1972 novel by Colin Kapp

First edition (publ. Gollancz)

The Patterns of Chaos is a 1972 science fiction novel by British writer Colin Kapp. It originally appeared in If magazine, serialized in three parts.

It combines grand space operatic themes of battle between space empires and intergalactic alien invasion with philosophical themes of predestination and destiny, and detailed character development of a tight set of central characters.

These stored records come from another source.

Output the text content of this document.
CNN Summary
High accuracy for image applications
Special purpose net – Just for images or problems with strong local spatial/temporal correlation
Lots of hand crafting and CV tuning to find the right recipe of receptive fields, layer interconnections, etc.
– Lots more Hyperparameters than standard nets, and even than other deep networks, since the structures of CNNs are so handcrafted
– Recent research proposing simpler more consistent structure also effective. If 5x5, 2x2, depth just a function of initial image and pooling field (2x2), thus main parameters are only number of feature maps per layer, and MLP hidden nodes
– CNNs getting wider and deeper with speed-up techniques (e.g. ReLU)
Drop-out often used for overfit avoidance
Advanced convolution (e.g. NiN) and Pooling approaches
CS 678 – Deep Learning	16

Earth's Stellar Commando has placed their secret agent Commander Bron on a planet where they hope he will be able to find out the coordinates of a rival space empire, the Destroyers.
Bron is there to impersonate a famous scientist of interest to the Destroyers, and has been given implants through which a monitoring team can see what he sees, hear what he hears and talk to him, even when separated by interstellar distances. The plot hinges on a fictional science, the study of the entropic "patterns of Chaos", which allows predictions of events with an accuracy that was not before possible. Both Earth and the Destroyers—and specifically Bron himself—are discovered to be the target of an extraterrestrial interstellar murder campaign that was hatched 700 million years ago. He succeeds in joining together the Earth and Destroyer fleets and confronts the aliens, to discover that his destiny is inextricably entangled with theirs.